Three years ago, Kansas University Medical Center had a problem. Its hospital was on the brink of losing millions of dollars.
Legislators didn't want that, so they set up a separate board to run the hospital. KU still runs the medical school and is in charge of research.
The new arrangement, hospital officials say, has given the KU Hospital Authority the freedom to compete.
Patient numbers are up. There's money in the bank. And a state-of-the-art heart and lung program should be under way by June.
The hospital also has regained control of its cancer treatment operations, which had been turned over to a private company in California. It plans to eventually resurrect its heart-transplant program as well.
Experts say the hospital's trauma unit is one of the best in the nation and its equipment is some of the most sophisticated in the Midwest.
"We have been successful thus far in fulfilling our mission," said Irene Cumming, the hospital's president and chief executive officer since 1996.
Three years ago, KU Medical Center's hospital operations showed a $1.6 million profit. Last year, revenues exceeded costs by $5.3 million.
That doesn't sound like much for an institution that expects to spend about $250 million this year, but Cumming says it is.
"If you look across the country at other academic medical centers, they are losing millions of dollars and when I say 'millions' I mean like $80 million or $100 million," she said. "Many universities are now looking to sell their hospitals because they're fearful of their financial drain. So for us to break even would be an accomplishment; for us to show a profit is truly significant."
Senate President Dave Kerr, R-Hutchinson, was chairman of the Senate budget committee when lawmakers created the 14-member hospital authority.
The move, he said, has been a resounding success.
"We are quite enthusiastic in our belief that the right moves were made and that the downward direction of revenues at the hospital are reversing," Kerr said Monday.

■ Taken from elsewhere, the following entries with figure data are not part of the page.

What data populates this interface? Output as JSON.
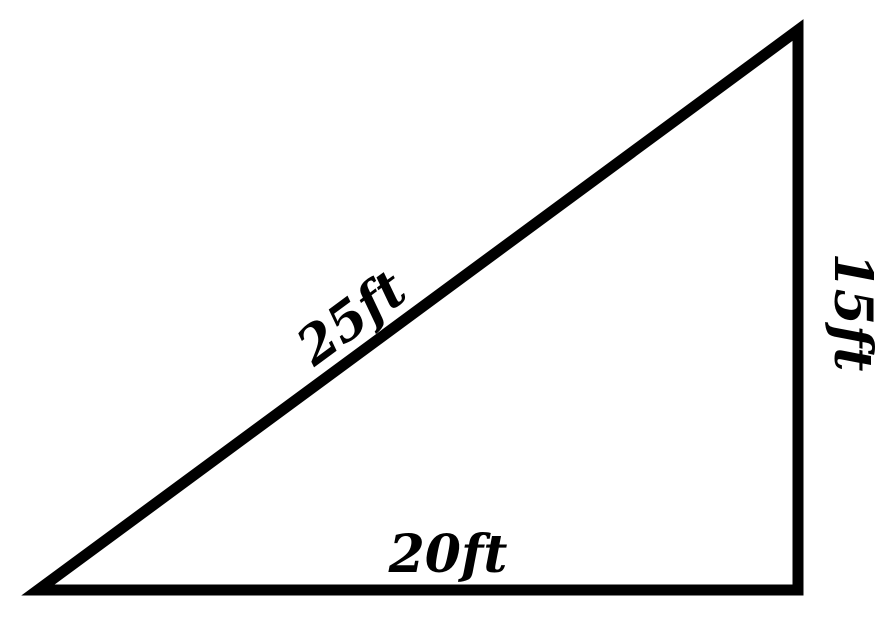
{
  "triangle": {
    "hypotenuse_label": "25ft",
    "base_label": "20ft",
    "height_label": "15ft",
    "stroke_color": "#000000",
    "fill_color": "#ffffff"
  }
}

The new arrangement, he said, gives the hospital the flexibility it needs to be competitive.
"When you're going after patients in a market that's already crowded and saturated, you have to be able to make decisions quickly and, frankly, more boldly than the legislative process allows," Kerr said. "These were changes that needed to be made, and it's our impression, at this point, that the hospital is in the early stages of resurgence."
Business vs. research
But some are wondering if the hospital's quest for profits will interfere with the medical center's mission to teach and conduct research.
"I voted for the hospital authority," said Sen. Sandy Praeger, R-Lawrence, "but sometimes I worry that we may be losing sight of what the hospital is there for; it's there to provide training opportunities and environments for research, neither of which add to bottom line.

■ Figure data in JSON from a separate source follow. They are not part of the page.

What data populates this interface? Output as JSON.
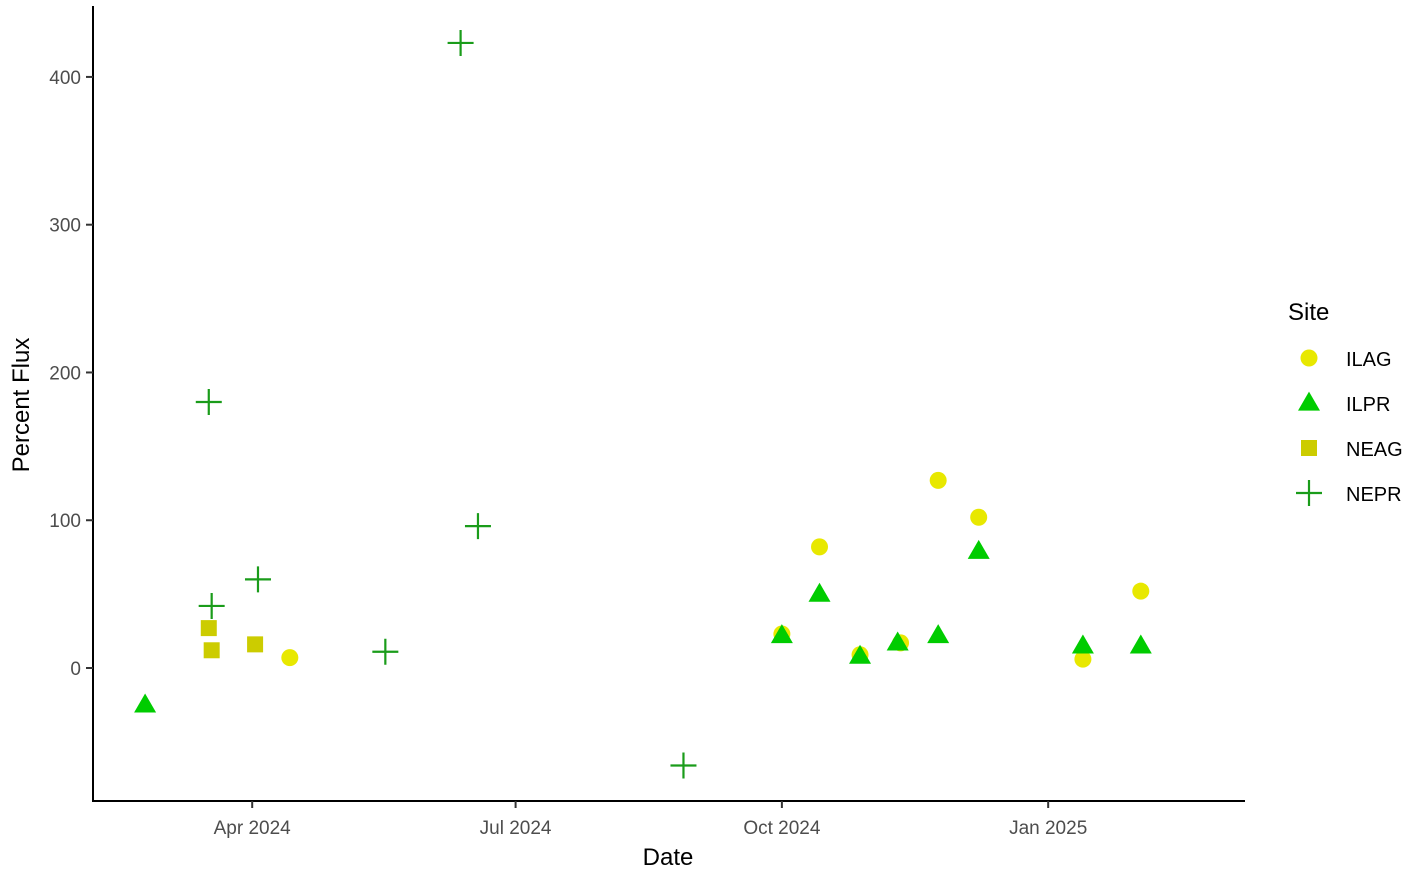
{
  "chart_data": {
    "type": "scatter",
    "xlabel": "Date",
    "ylabel": "Percent Flux",
    "x_type": "date",
    "xlim": [
      "2024-02-06",
      "2025-03-10"
    ],
    "x_ticks": [
      {
        "date": "2024-04-01",
        "label": "Apr 2024"
      },
      {
        "date": "2024-07-01",
        "label": "Jul 2024"
      },
      {
        "date": "2024-10-01",
        "label": "Oct 2024"
      },
      {
        "date": "2025-01-01",
        "label": "Jan 2025"
      }
    ],
    "ylim": [
      -90,
      448
    ],
    "y_ticks": [
      0,
      100,
      200,
      300,
      400
    ],
    "grid": false,
    "legend": {
      "title": "Site",
      "position": "right"
    },
    "series": [
      {
        "name": "ILAG",
        "marker": "circle",
        "color": "#e8e800",
        "points": [
          {
            "x": "2024-04-14",
            "y": 7
          },
          {
            "x": "2024-10-01",
            "y": 23
          },
          {
            "x": "2024-10-14",
            "y": 82
          },
          {
            "x": "2024-10-28",
            "y": 9
          },
          {
            "x": "2024-11-11",
            "y": 17
          },
          {
            "x": "2024-11-24",
            "y": 127
          },
          {
            "x": "2024-12-08",
            "y": 102
          },
          {
            "x": "2025-01-13",
            "y": 6
          },
          {
            "x": "2025-02-02",
            "y": 52
          }
        ]
      },
      {
        "name": "ILPR",
        "marker": "triangle",
        "color": "#00cc00",
        "points": [
          {
            "x": "2024-02-24",
            "y": -25
          },
          {
            "x": "2024-10-01",
            "y": 22
          },
          {
            "x": "2024-10-14",
            "y": 50
          },
          {
            "x": "2024-10-28",
            "y": 8
          },
          {
            "x": "2024-11-10",
            "y": 17
          },
          {
            "x": "2024-11-24",
            "y": 22
          },
          {
            "x": "2024-12-08",
            "y": 79
          },
          {
            "x": "2025-01-13",
            "y": 15
          },
          {
            "x": "2025-02-02",
            "y": 15
          }
        ]
      },
      {
        "name": "NEAG",
        "marker": "square",
        "color": "#cccc00",
        "points": [
          {
            "x": "2024-03-17",
            "y": 27
          },
          {
            "x": "2024-03-18",
            "y": 12
          },
          {
            "x": "2024-04-02",
            "y": 16
          }
        ]
      },
      {
        "name": "NEPR",
        "marker": "cross",
        "color": "#1a9c1a",
        "points": [
          {
            "x": "2024-03-17",
            "y": 180
          },
          {
            "x": "2024-03-18",
            "y": 42
          },
          {
            "x": "2024-04-03",
            "y": 60
          },
          {
            "x": "2024-05-17",
            "y": 11
          },
          {
            "x": "2024-06-12",
            "y": 423
          },
          {
            "x": "2024-06-18",
            "y": 96
          },
          {
            "x": "2024-08-28",
            "y": -66
          }
        ]
      }
    ]
  }
}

"And if we do our best to train Kansas students to be Kansas doctors, we're going to have one heck of a time recruiting them to come back here. That's just the truth."
Praeger, whose husband is a surgeon, said she's heard concerns that as the hospital continues to hire doctors and buy clinics, the teaching and research roles will suffer.
But Cumming insists that won't happen.
"One of our missions by law is to succeed in patient care in order to support the education and research missions of the university," she said.
And, she said, doctors hired by the hospital also must teach.
"The only way a doctor can practice at KU Med is to be a member of the faculty," Praeger said. "We have actively assisted in the recruitment of top faculty for the university. A successful academic medical center is a major asset to recruitment of faculty, researchers and students."
Time will tell, Praeger said.
"I just think it's important to temper all the good things that are going on at the hospital with an occasional reminder of what the overall mission is supposed to be," she said.